In Pope Leo XIV’s first homily on Friday, he put himself squarely on the side of “ordinary people,” and against the rich and powerful — a not insignificant statement for the first pope from the world’s richest and most powerful country.
It also seemed that in a church divided between those who want to emphasize the defense of doctrine and those who want to prioritize missionary work, the Chicago-born pope defined himself, first and foremost, as a missionary, and in so doing made it clear he wanted a missionary church. This is what a lot of cardinals supportive of his predecessor, Pope Francis, were looking for going into this week’s conclave, and it seems they found it in Leo.

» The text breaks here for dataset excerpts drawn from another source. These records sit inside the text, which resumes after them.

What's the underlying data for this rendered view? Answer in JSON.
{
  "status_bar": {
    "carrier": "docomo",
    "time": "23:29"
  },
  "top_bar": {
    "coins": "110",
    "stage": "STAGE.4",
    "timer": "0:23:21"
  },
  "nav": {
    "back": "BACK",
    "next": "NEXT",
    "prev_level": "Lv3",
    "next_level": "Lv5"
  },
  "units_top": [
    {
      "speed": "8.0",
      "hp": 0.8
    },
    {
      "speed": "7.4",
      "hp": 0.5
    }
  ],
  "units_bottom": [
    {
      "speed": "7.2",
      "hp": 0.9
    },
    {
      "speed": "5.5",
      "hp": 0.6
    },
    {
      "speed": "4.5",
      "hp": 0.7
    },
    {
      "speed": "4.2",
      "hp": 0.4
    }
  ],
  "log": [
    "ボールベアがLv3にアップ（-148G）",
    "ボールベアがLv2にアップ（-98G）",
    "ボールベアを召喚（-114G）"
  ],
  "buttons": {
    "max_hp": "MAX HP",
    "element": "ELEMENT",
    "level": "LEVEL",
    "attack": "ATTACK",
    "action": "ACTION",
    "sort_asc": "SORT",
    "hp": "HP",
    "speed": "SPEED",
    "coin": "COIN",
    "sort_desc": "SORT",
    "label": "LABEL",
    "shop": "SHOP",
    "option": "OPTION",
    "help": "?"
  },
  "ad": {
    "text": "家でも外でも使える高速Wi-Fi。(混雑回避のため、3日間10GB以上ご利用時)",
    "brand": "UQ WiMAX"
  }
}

In his homily during a Mass with cardinals in the Sistine Chapel, the pope invoked the story of Jesus, saying that while rich people dismissed him as an inconvenient fanatic, ordinary people found him “not a charlatan but an upright man, one who has courage, who speaks well and says the right things.”
But he noted that they, too, abandoned him when the going got tough. Even for Jesus’ first followers, he was “only a man,” the pope said, and so when he was crucified, they were disappointed and left him.
Leo argued that this was exactly what was going on today, with many spheres — read: mass media, pop culture, government elites, academia, Silicon Valley — perceiving Christianity as “absurd, meant for the weak and unintelligent.”
He is a former leader of the international and intellectually rigorous order named for St. Augustine, the fourth-century bishop and writer whose vision of the centrality of faith redefined the church and Western culture by helping bury, and tar, the once influential Greek philosophy of Epicureanism. That worldview, which had a following in some elite ancient Roman circles, prioritized happiness through a moderate pursuit of pleasure and avoidance of pain.
The new pope seemed to echo Augustine when he lamented those “settings where other securities are preferred, like technology, money, success, power or pleasure.”
By talking about all of this in his first homily, the new pope signaled that he would make spreading the Gospel into this enemy territory a priority of his pontificate, in strong continuity with Francis.
One part of the homily sounded like a mission statement: “These are contexts where it is not easy to preach the Gospel and bear witness to its truth, where believers are mocked, opposed, despised or at best tolerated and pitied. Yet precisely for this reason, they are the places where our missionary outreach is desperately needed. A lack of faith is often tragically accompanied by the loss of meaning in life, the neglect of mercy, appalling violations of human dignity, the crisis of the family and so many other wounds that afflict our society.”
He added, pointedly, that nominal believers occupy these settings too, people who treat Jesus as a superhero rather than someone who led by his actions, and whose actions true believers need to imitate. He said these Christians live as de facto atheists.
The Chicago-born pope went to Peru as a missionary, and his missionary ethos so impressed Francis, who empowered him and put him in a position to become pope. He ended by telling the cardinals that he, like Francis, saw himself as a simple missionary with the job of spreading the Gospel through his actions. Francis made a habit of excoriating cardinals for putting themselves above their flocks, for living big and forgetting what they were there for. Leo also reminded the cardinals arrayed in front of him, in less harsh but no less uncertain terms, that their job was to be simple missionaries, too.
To emphasize this, the pope spoke of an ancient saint who welcomed his coming martyrdom — being devoured by wild beasts in a Roman arena — because it would remove his body from the picture and let his missionary faith shine through.
“His words apply more generally to an indispensable commitment for all those in the church who exercise a ministry of authority,” Leo said. He argued that the cardinals’ duty was not to take center stage, but to “move aside” and “to make oneself small” so that the faith could grow and spread.
“I say this first of all to myself,” he added.